Intel wants to lay a virtual trap for hackers.
The chip maker, which launched its vPro brand for business desktops April 24, aims to increase PC security by stepping up the vPro machines abilities to proactively guard against malware.
The company will employ virtualization technology—which can partition a PC to run different types of software simultaneously—to set up a new type of security checkpoint inside each machine.
That checkpoint, which is expected to be the first of its kind for client PCs when it arrives in vPro Professional PCs in the third quarter, can guard a machine by monitoring network traffic into it and intervening if it exhibits behavior patterns consistent with an infection.
“We had to come up with some better, more proactive, more intelligent [and] more automated ways to defend our systems,” said Gregory Bryant, general manager for the Digital Office Platforms Group at Intel, in Santa Clara, Calif.
Setting up the security checkpoint involves using an Intel-written virtualization program to create a separate security partition that stands between the network and the PCs OS, applications and data to stop malware before it reaches the more sensitive areas, Bryant said.
The action, he said, can augment traditional anti-malware software by acting automatically if it detects an attack—it can shut off the PCs network access, for example—whereas updating anti-virus signatures is a reactive response to a threat.
The partition approach would help speed anti-malware signature distribution to PCs as well, given that anti-malware signatures would only have to be made compatible with the security agent itself, not other types of software.
Symantec, Intels first vPro security partner, will offer a security agent that will reside in the partition, which it says is both more proactive—it will include behavior analysis designed to root out zero-day attacks—and quicker to deploy signatures, said Enrique Salem, senior vice president for consumer products and solutions at Symantec, in Cupertino, Calif.
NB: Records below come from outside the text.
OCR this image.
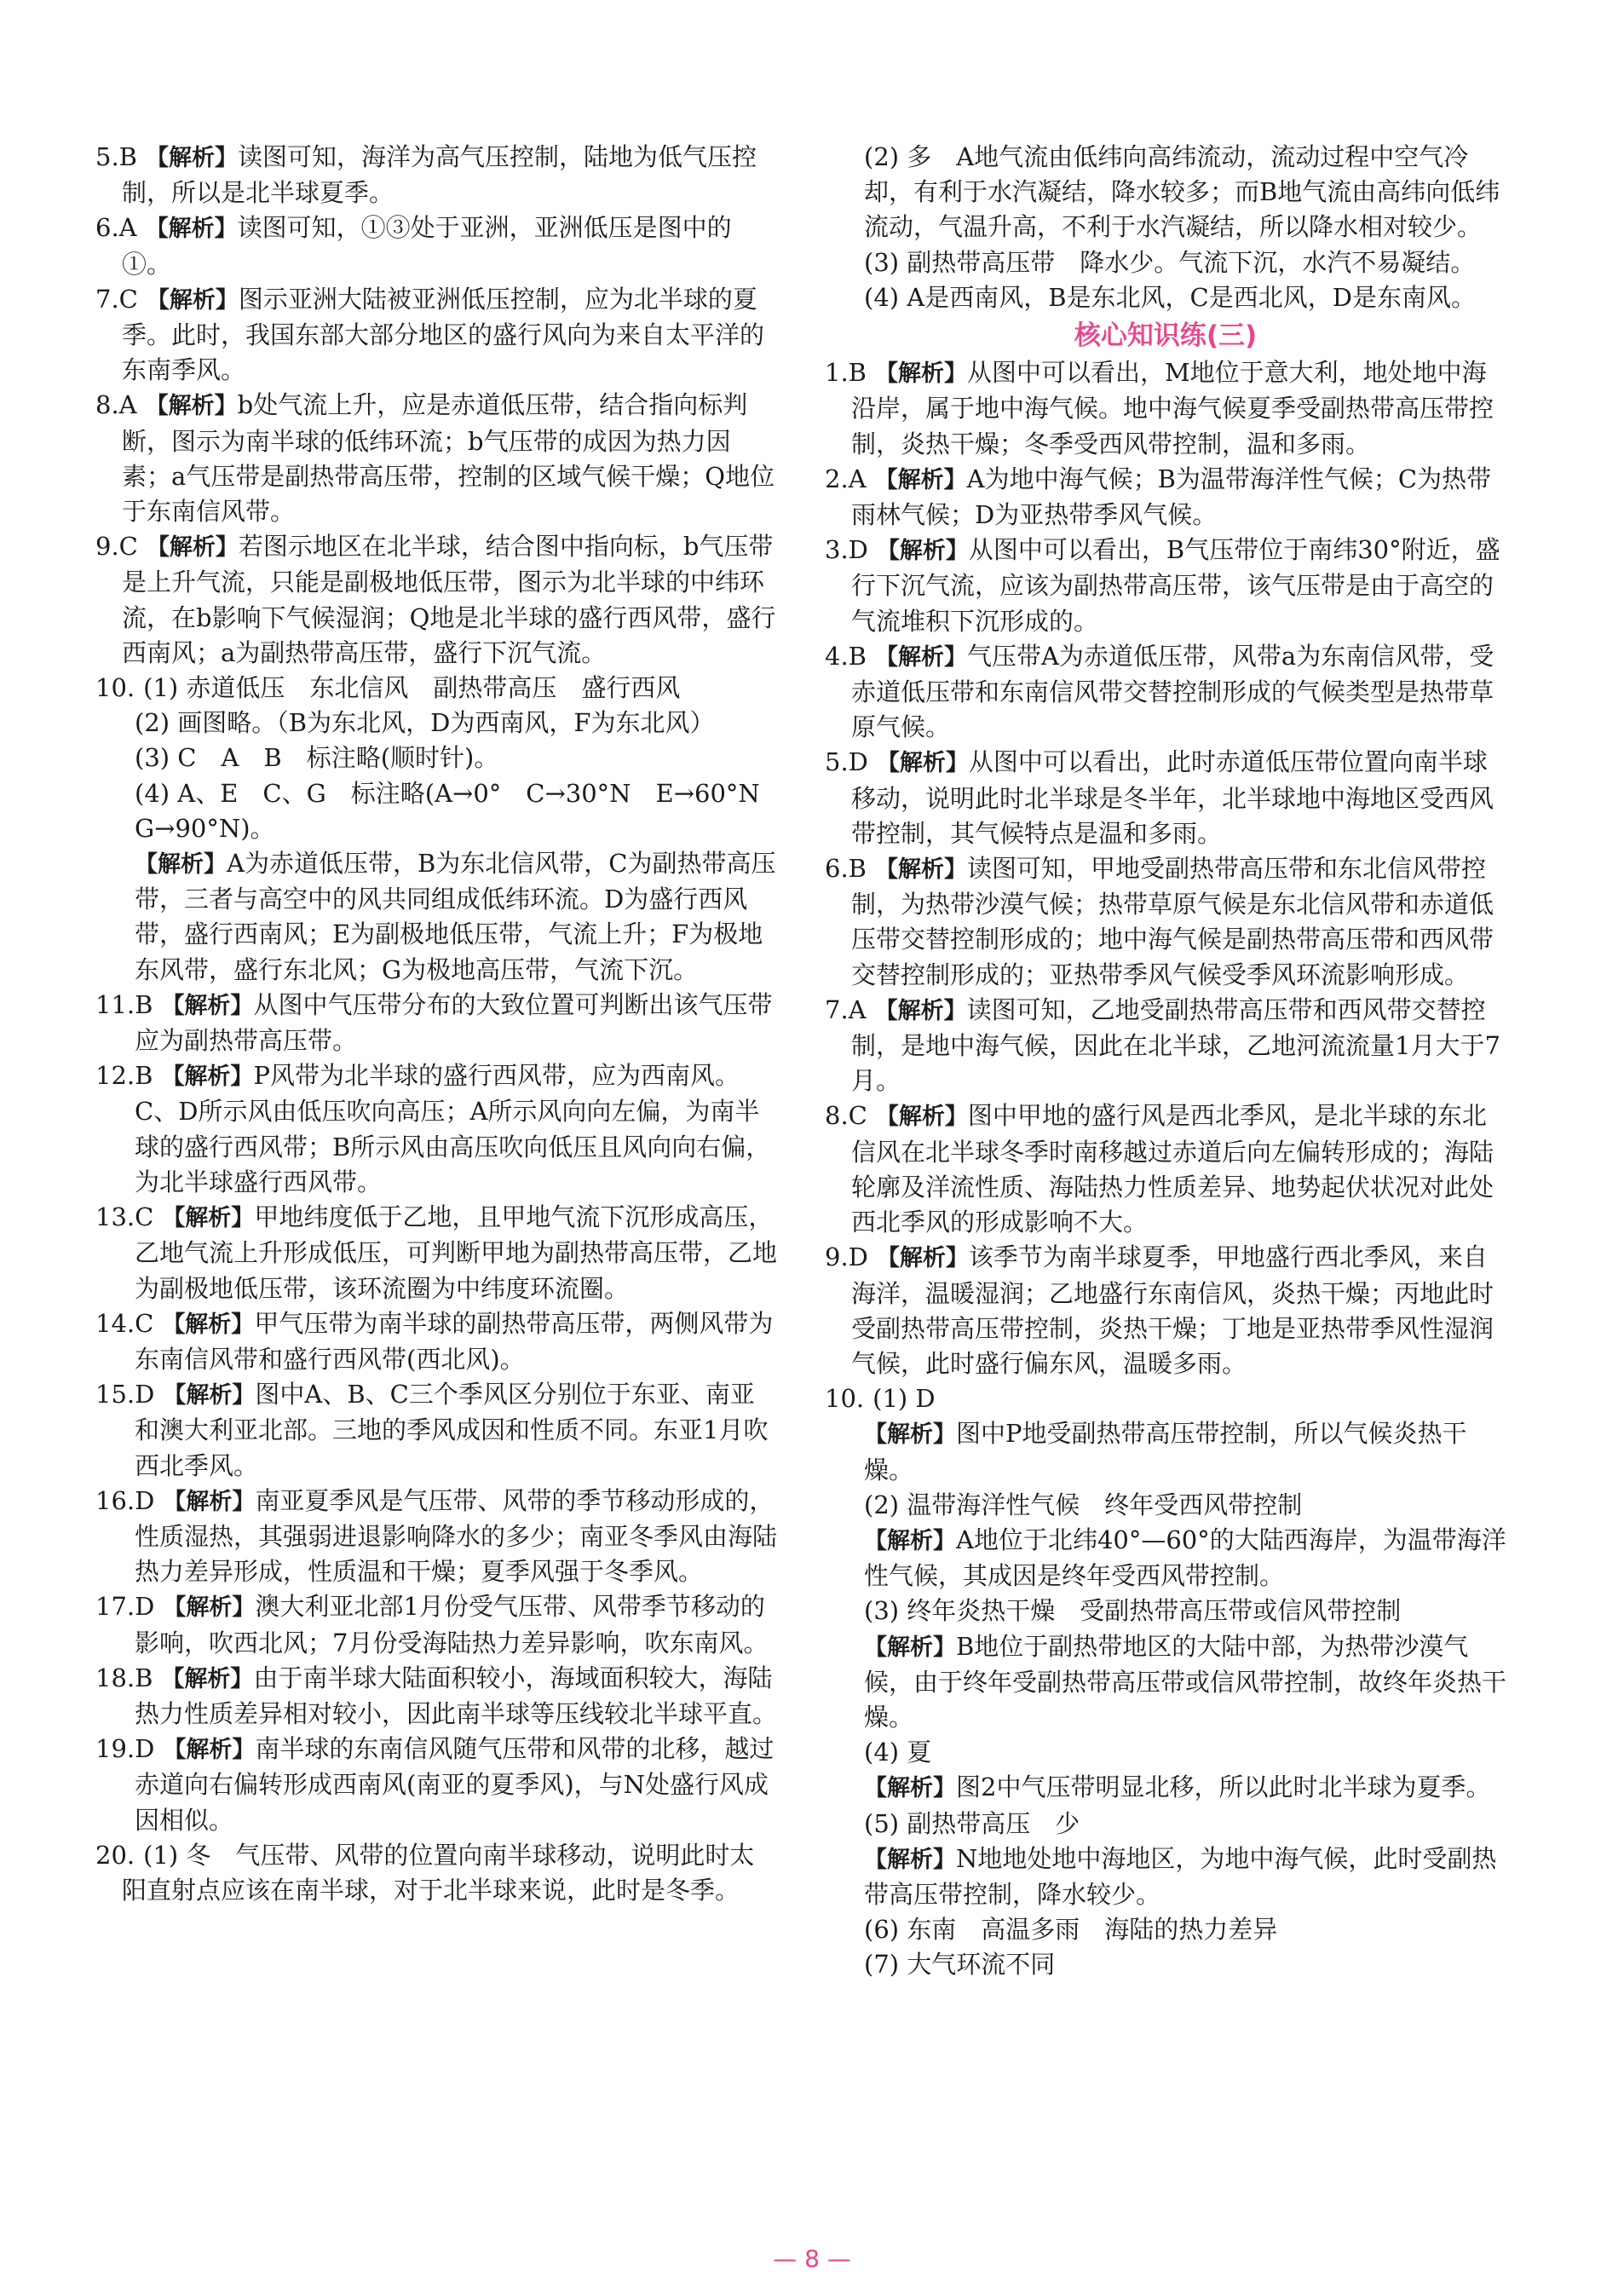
5.B 【解析】读图可知，海洋为高气压控制，陆地为低气压控制，所以是北半球夏季。
6.A 【解析】读图可知，①③处于亚洲，亚洲低压是图中的①。
7.C 【解析】图示亚洲大陆被亚洲低压控制，应为北半球的夏季。此时，我国东部大部分地区的盛行风向为来自太平洋的东南季风。
8.A 【解析】b处气流上升，应是赤道低压带，结合指向标判断，图示为南半球的低纬环流；b气压带的成因为热力因素；a气压带是副热带高压带，控制的区域气候干燥；Q地位于东南信风带。
9.C 【解析】若图示地区在北半球，结合图中指向标，b气压带是上升气流，只能是副极地低压带，图示为北半球的中纬环流，在b影响下气候湿润；Q地是北半球的盛行西风带，盛行西南风；a为副热带高压带，盛行下沉气流。
10. (1) 赤道低压　东北信风　副热带高压　盛行西风
(2) 画图略。（B为东北风，D为西南风，F为东北风）
(3) C　A　B　标注略(顺时针)。
(4) A、E　C、G　标注略(A→0°　C→30°N　E→60°N　G→90°N)。
【解析】A为赤道低压带，B为东北信风带，C为副热带高压带，三者与高空中的风共同组成低纬环流。D为盛行西风带，盛行西南风；E为副极地低压带，气流上升；F为极地东风带，盛行东北风；G为极地高压带，气流下沉。
11.B 【解析】从图中气压带分布的大致位置可判断出该气压带应为副热带高压带。
12.B 【解析】P风带为北半球的盛行西风带，应为西南风。C、D所示风由低压吹向高压；A所示风向向左偏，为南半球的盛行西风带；B所示风由高压吹向低压且风向向右偏，为北半球盛行西风带。
13.C 【解析】甲地纬度低于乙地，且甲地气流下沉形成高压，乙地气流上升形成低压，可判断甲地为副热带高压带，乙地为副极地低压带，该环流圈为中纬度环流圈。
14.C 【解析】甲气压带为南半球的副热带高压带，两侧风带为东南信风带和盛行西风带(西北风)。
15.D 【解析】图中A、B、C三个季风区分别位于东亚、南亚和澳大利亚北部。三地的季风成因和性质不同。东亚1月吹西北季风。
16.D 【解析】南亚夏季风是气压带、风带的季节移动形成的，性质湿热，其强弱进退影响降水的多少；南亚冬季风由海陆热力差异形成，性质温和干燥；夏季风强于冬季风。
17.D 【解析】澳大利亚北部1月份受气压带、风带季节移动的影响，吹西北风；7月份受海陆热力差异影响，吹东南风。
18.B 【解析】由于南半球大陆面积较小，海域面积较大，海陆热力性质差异相对较小，因此南半球等压线较北半球平直。
19.D 【解析】南半球的东南信风随气压带和风带的北移，越过赤道向右偏转形成西南风(南亚的夏季风)，与N处盛行风成因相似。
20. (1) 冬　气压带、风带的位置向南半球移动，说明此时太阳直射点应该在南半球，对于北半球来说，此时是冬季。
(2) 多　A地气流由低纬向高纬流动，流动过程中空气冷却，有利于水汽凝结，降水较多；而B地气流由高纬向低纬流动，气温升高，不利于水汽凝结，所以降水相对较少。
(3) 副热带高压带　降水少。气流下沉，水汽不易凝结。
(4) A是西南风，B是东北风，C是西北风，D是东南风。
核心知识练(三)
1.B 【解析】从图中可以看出，M地位于意大利，地处地中海沿岸，属于地中海气候。地中海气候夏季受副热带高压带控制，炎热干燥；冬季受西风带控制，温和多雨。
2.A 【解析】A为地中海气候；B为温带海洋性气候；C为热带雨林气候；D为亚热带季风气候。
3.D 【解析】从图中可以看出，B气压带位于南纬30°附近，盛行下沉气流，应该为副热带高压带，该气压带是由于高空的气流堆积下沉形成的。
4.B 【解析】气压带A为赤道低压带，风带a为东南信风带，受赤道低压带和东南信风带交替控制形成的气候类型是热带草原气候。
5.D 【解析】从图中可以看出，此时赤道低压带位置向南半球移动，说明此时北半球是冬半年，北半球地中海地区受西风带控制，其气候特点是温和多雨。
6.B 【解析】读图可知，甲地受副热带高压带和东北信风带控制，为热带沙漠气候；热带草原气候是东北信风带和赤道低压带交替控制形成的；地中海气候是副热带高压带和西风带交替控制形成的；亚热带季风气候受季风环流影响形成。
7.A 【解析】读图可知，乙地受副热带高压带和西风带交替控制，是地中海气候，因此在北半球，乙地河流流量1月大于7月。
8.C 【解析】图中甲地的盛行风是西北季风，是北半球的东北信风在北半球冬季时南移越过赤道后向左偏转形成的；海陆轮廓及洋流性质、海陆热力性质差异、地势起伏状况对此处西北季风的形成影响不大。
9.D 【解析】该季节为南半球夏季，甲地盛行西北季风，来自海洋，温暖湿润；乙地盛行东南信风，炎热干燥；丙地此时受副热带高压带控制，炎热干燥；丁地是亚热带季风性湿润气候，此时盛行偏东风，温暖多雨。
10. (1) D
【解析】图中P地受副热带高压带控制，所以气候炎热干燥。
(2) 温带海洋性气候　终年受西风带控制
【解析】A地位于北纬40°—60°的大陆西海岸，为温带海洋性气候，其成因是终年受西风带控制。
(3) 终年炎热干燥　受副热带高压带或信风带控制
【解析】B地位于副热带地区的大陆中部，为热带沙漠气候，由于终年受副热带高压带或信风带控制，故终年炎热干燥。
(4) 夏
【解析】图2中气压带明显北移，所以此时北半球为夏季。
(5) 副热带高压　少
【解析】N地地处地中海地区，为地中海气候，此时受副热带高压带控制，降水较少。
(6) 东南　高温多雨　海陆的热力差异
(7) 大气环流不同
— 8 —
vPro Professional machines will also come with TPM (Trusted Platform Module) 1.2 chips, which help in such tasks as securing passwords and data.
Competition
Intel, which saw reduced first-quarter earnings, said it views such offerings as the added security and virtualization capabilities as a way to extend the reach of the platforms that are based on the companys chips and fend off rising competition.
Its rival, Advanced Micro Devices, is seeing its market share rise at the expense of Intels and has been increasingly eyeing the business client PC space, a traditional Intel stronghold, as an area to expand in.
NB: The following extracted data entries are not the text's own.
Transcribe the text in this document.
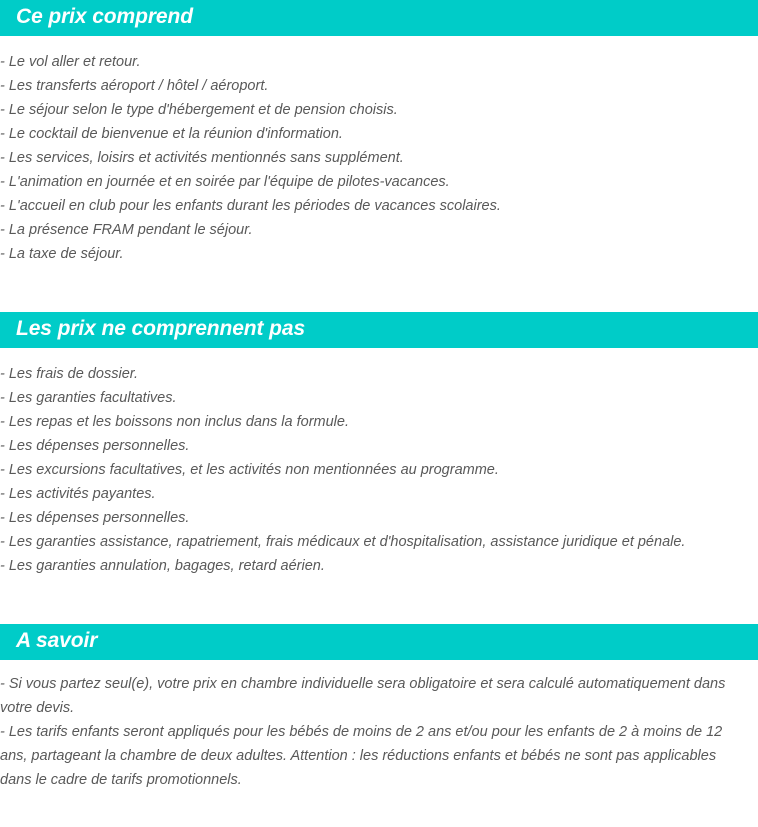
Ce prix comprend
- Le vol aller et retour.
- Les transferts aéroport / hôtel / aéroport.
- Le séjour selon le type d'hébergement et de pension choisis.
- Le cocktail de bienvenue et la réunion d'information.
- Les services, loisirs et activités mentionnés sans supplément.
- L'animation en journée et en soirée par l'équipe de pilotes-vacances.
- L'accueil en club pour les enfants durant les périodes de vacances scolaires.
- La présence FRAM pendant le séjour.
- La taxe de séjour.
Les prix ne comprennent pas
- Les frais de dossier.
- Les garanties facultatives.
- Les repas et les boissons non inclus dans la formule.
- Les dépenses personnelles.
- Les excursions facultatives, et les activités non mentionnées au programme.
- Les activités payantes.
- Les dépenses personnelles.
- Les garanties assistance, rapatriement, frais médicaux et d'hospitalisation, assistance juridique et pénale.
- Les garanties annulation, bagages, retard aérien.
A savoir
- Si vous partez seul(e), votre prix en chambre individuelle sera obligatoire et sera calculé automatiquement dans votre devis.
- Les tarifs enfants seront appliqués pour les bébés de moins de 2 ans et/ou pour les enfants de 2 à moins de 12 ans, partageant la chambre de deux adultes. Attention : les réductions enfants et bébés ne sont pas applicables dans le cadre de tarifs promotionnels.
Thus, given the need to protect its flank and the desire to nudge customers from its single-core to dual-core desktop processors and the platforms that surround them, Intel needs to “show what can a dual-core [processor] do for PC desktops tomorrow that todays desktops wont be able to do,” said Charles King, principal analyst at Pund-IT Research, in Hayward, Calif.
“The concept of creating a virtualized environment or a specific hardware-based partition to secret certain kinds of data and processes [to answer the question] is a novel one. And I think its one thats well worth examining.”
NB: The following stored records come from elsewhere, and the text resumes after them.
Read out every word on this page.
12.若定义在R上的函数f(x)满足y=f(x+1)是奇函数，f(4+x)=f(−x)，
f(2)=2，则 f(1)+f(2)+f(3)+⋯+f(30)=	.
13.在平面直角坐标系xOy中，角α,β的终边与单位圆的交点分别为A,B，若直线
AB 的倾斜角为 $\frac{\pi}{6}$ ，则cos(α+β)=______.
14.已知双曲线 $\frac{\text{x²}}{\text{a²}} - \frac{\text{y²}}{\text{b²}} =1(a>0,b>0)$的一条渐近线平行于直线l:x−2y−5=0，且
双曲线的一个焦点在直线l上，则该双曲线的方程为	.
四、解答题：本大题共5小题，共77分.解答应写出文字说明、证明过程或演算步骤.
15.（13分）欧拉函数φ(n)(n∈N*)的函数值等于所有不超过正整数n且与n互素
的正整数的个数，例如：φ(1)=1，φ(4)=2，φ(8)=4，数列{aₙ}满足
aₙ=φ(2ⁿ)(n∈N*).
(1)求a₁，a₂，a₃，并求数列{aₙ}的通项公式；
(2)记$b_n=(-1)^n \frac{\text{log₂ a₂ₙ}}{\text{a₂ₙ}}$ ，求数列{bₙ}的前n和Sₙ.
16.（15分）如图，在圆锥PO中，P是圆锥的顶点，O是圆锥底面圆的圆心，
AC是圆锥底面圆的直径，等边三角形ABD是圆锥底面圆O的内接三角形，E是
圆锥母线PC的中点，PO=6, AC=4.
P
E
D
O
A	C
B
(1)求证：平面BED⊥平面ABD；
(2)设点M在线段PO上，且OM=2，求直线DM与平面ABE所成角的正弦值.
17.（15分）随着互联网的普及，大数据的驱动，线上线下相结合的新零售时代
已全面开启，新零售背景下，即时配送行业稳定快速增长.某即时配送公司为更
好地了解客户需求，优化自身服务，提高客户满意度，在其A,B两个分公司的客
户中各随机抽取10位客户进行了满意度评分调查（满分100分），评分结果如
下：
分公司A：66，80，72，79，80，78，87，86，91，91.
Still, Intel doesnt expect all corporations to immediately seize upon vPros security bits.
vPro Professional PCs will also offer management tools designed to simplify PC administration, including streamlining such jobs as software updates, and will use less power than current offerings, Intel executives said.
Thus companies who are most focused on cutting IT costs might be more interested in the management features offered by vPro, Bryant said.
For example, an updated version of Intels Advanced Management Technology will automate software updates and other management tasks that currently often entail a desk-side visit by an IT manager, the company said.
Security software maker Altiris, meanwhile, is working on the first management agent, designed to inhabit the management partition inside vPro PCs for businesses who wish to make it easier to manage their desktops, Bryant said.
However, companies initially will not be able to order a PC with both a security partition and a management partition, and the most advanced features will only come on vPro Professional machines, he said.
Computers sold under the vPro brand will come in two configurations.
A vPro or Professional desktop will come with Intels Conroe chip, a forthcoming dual-core processor, as well as the supporting 965 chip set, which Intel has said will offer beefier graphics and improvements in audio processing, storage and dual-monitor setups.
A vPro Fundamental PC will come with Intels Pentium D—its current dual-core chip—and a lesser 900-series chip set, and will lack most of the management technologies found in the Professional-series PCs.
For its part, Conroe will offer a 40 percent performance boost and use 40 percent less power than the Pentium D, Intel has said, giving vPro Professional PCs greater energy efficiency.
PC manufacturers, including Dell, Gateway, Hewlett-Packard and Lenovo, will offer PCs based on the new platform.
Systems will begin sampling in the second quarter, though vPro desktops arent expected to hit the market until the middle of the third quarter, following the unveiling of Conroe and other parts that make them up.
Intel will extend vPro features to notebooks in 2007. A forthcoming notebook platform, dubbed Santa Rosa, will incorporate AMT and virtualization features, for example, Bryant said.